Julian Pitts, regional managing partner for Begbies Traynor in Yorkshire
Julian Pitts, regional managing partner for Begbies Traynor in Yorkshire.

Yorkshire economy shows slight improvement amid increased business distress

Business distress across Yorkshire decreased in every sector of the regional economy in the first quarter of this year, compared to the final quarter of 2017, according to research by Begbies Traynor.

The quarterly Red Flag Alert data, reveals that in the first three months of 2018, ‘significant’ distress among businesses in Yorkshire dropped by 3% compared with the final quarter of last year, to affect 28,793 firms in the region.

Business distress across the UK as a whole also fell by 3% over the same period.

However, ongoing ‘significant’ distress levels were up both in Yorkshire and in the UK as a whole. By Q1 of this year, 27% more businesses in Yorkshire were in financial difficulties than in the same period at the start of last year, with 33% more affected across the whole of the UK.

Nevertheless the year-on-year increase in Yorkshire was one of the lowest in the country, with the steepest rise in distress recorded in London, at 42%.

‘Significant’ distress relates to businesses that are displaying what are considered to be the early warning signs of financial difficulties.

The construction industry in Yorkshire, and in the UK, remains the hardest hit sector with 4,210 Yorkshire building firms affected by financial difficulties in Q1 2018. Despite a 3% fall in distress in the construction sector in Yorkshire in Q1 of this year, compared to Q4 of last, year on year the number of distressed construction businesses was up by 22% in Q1 2018.

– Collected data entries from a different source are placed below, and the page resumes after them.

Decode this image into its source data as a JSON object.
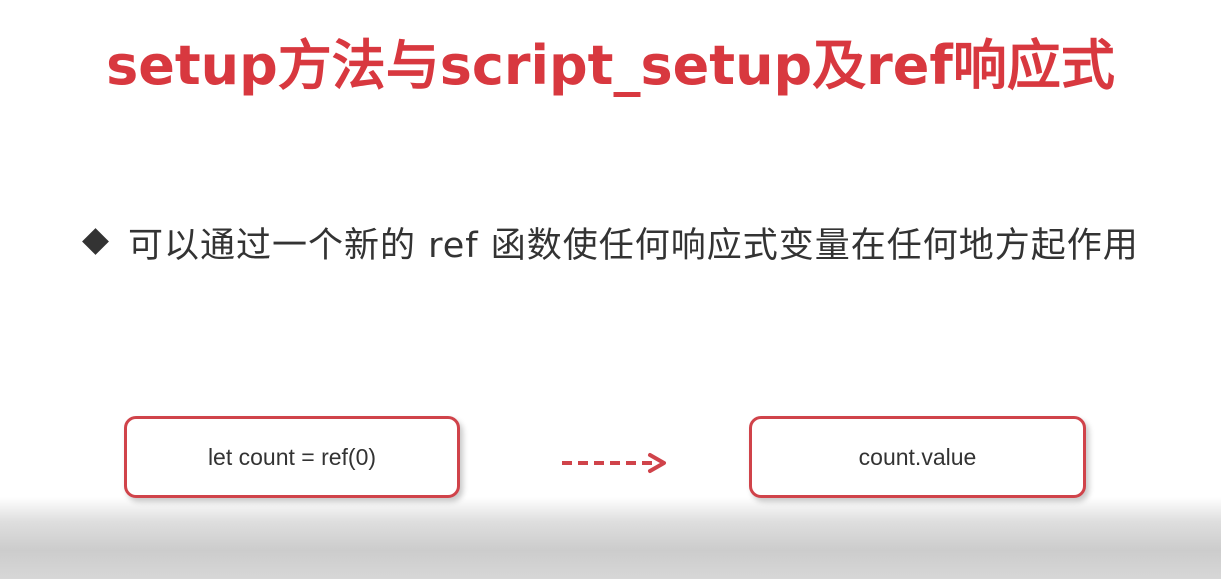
{
  "slide": {
    "title": "setup方法与script_setup及ref响应式",
    "bullet": {
      "text": "可以通过一个新的 ref 函数使任何响应式变量在任何地方起作用"
    },
    "diagram": {
      "left_box": "let count = ref(0)",
      "right_box": "count.value",
      "arrow_style": "dashed"
    }
  },
  "colors": {
    "title": "#d8383f",
    "box_border": "#d0434a",
    "arrow": "#d0434a",
    "body_text": "#333333"
  },
  "icons": {
    "bullet": "diamond-bullet-icon",
    "arrow": "dashed-arrow-right-icon"
  }
}
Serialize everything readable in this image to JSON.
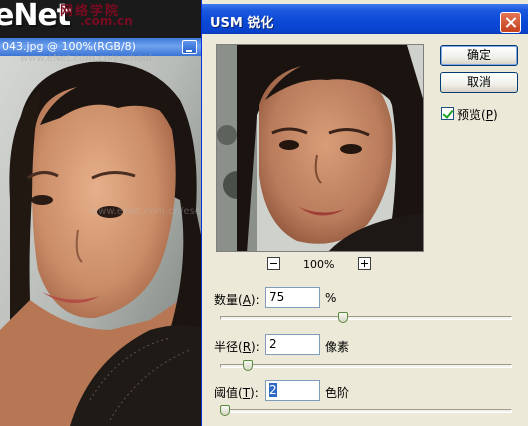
{
  "background": {
    "logo": "eNet",
    "site_cn": "网络学院",
    "site_url": ".com.cn",
    "watermark": "www.eNet.com.cn/eschool",
    "document_title": "043.jpg @ 100%(RGB/8)"
  },
  "dialog": {
    "title": "USM 锐化",
    "ok_label": "确定",
    "cancel_label": "取消",
    "preview_label": "预览",
    "preview_mnemonic": "P",
    "preview_checked": true,
    "zoom_level": "100%",
    "params": {
      "amount": {
        "label": "数量",
        "mnemonic": "A",
        "value": "75",
        "unit": "%",
        "slider_fraction": 0.42
      },
      "radius": {
        "label": "半径",
        "mnemonic": "R",
        "value": "2",
        "unit": "像素",
        "slider_fraction": 0.08
      },
      "threshold": {
        "label": "阈值",
        "mnemonic": "T",
        "value": "2",
        "unit": "色阶",
        "slider_fraction": 0.0
      }
    }
  },
  "colors": {
    "titlebar": "#0a48d6",
    "dialog_bg": "#ece9d8",
    "selection": "#316ac5"
  }
}
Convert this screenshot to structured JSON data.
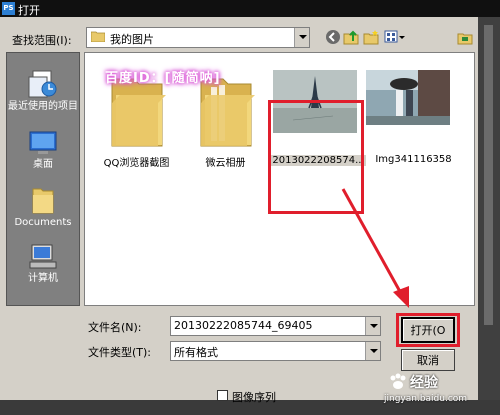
{
  "window": {
    "app_icon": "PS",
    "title": "打开"
  },
  "lookin": {
    "label": "查找范围(I):",
    "value": "我的图片"
  },
  "places": [
    {
      "name": "recent",
      "label": "最近使用的项目",
      "icon": "recent-docs-icon"
    },
    {
      "name": "desktop",
      "label": "桌面",
      "icon": "desktop-icon"
    },
    {
      "name": "documents",
      "label": "Documents",
      "icon": "folder-icon"
    },
    {
      "name": "computer",
      "label": "计算机",
      "icon": "computer-icon"
    }
  ],
  "files": [
    {
      "label": "QQ浏览器截图",
      "kind": "folder"
    },
    {
      "label": "微云相册",
      "kind": "folder"
    },
    {
      "label": "2013022208574...",
      "kind": "image"
    },
    {
      "label": "Img341116358",
      "kind": "image"
    }
  ],
  "watermark": "百度ID：[随简呐]",
  "filename": {
    "label": "文件名(N):",
    "value": "20130222085744_69405"
  },
  "filetype": {
    "label": "文件类型(T):",
    "value": "所有格式"
  },
  "buttons": {
    "open": "打开(O",
    "cancel": "取消"
  },
  "sequence": {
    "label": "图像序列",
    "checked": false
  },
  "baidu_jingyan": {
    "title": "经验",
    "url": "jingyan.baidu.com"
  },
  "colors": {
    "highlight": "#e01e2c",
    "dialog": "#d4d0c8",
    "places_bg": "#808080"
  }
}
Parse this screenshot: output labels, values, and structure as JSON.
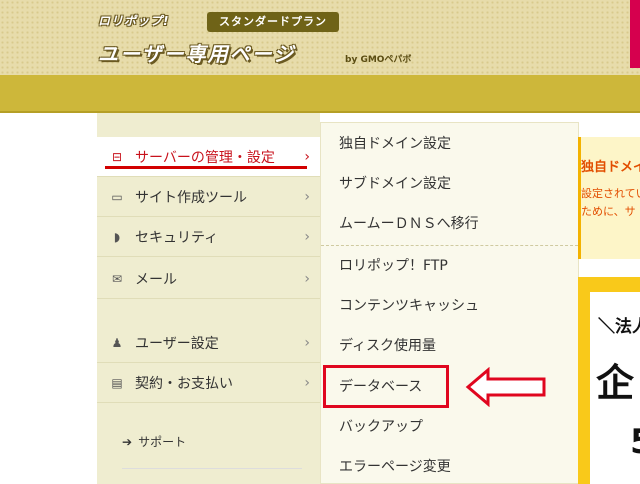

Other sectors hit hard in Yorkshire included firms involved in leisure and cultural activities, professional services, real estate and sport and health, all of which saw business distress rise by almost 40% in the 12 months to Q1 2018.

Julian Pitts, regional managing partner for Begbies Traynor in Yorkshire, said: “One year into the formal Brexit negotiations and financial distress is now affecting almost 29,000 businesses in our region.

“That is 27% more companies in financial trouble than when Article 50 was triggered one year ago. With so much uncertainty still surrounding the effects of Brexit this does not bode well for economic growth and stability, in the short term at least.”

He added: “The disruptive effects of currency fluctuations, low real wage growth, rising interest rates, along with subdued consumer spending and the stagnating property market, are all taking their toll and have combined with growing political uncertainty to push hard-pressed businesses, into financial difficulties.

“SMEs are particularly at risk of being negatively affected by economic instability and the best advice is to seek professional advice if you are concerned about the cashflow or financial sustainability of your business.”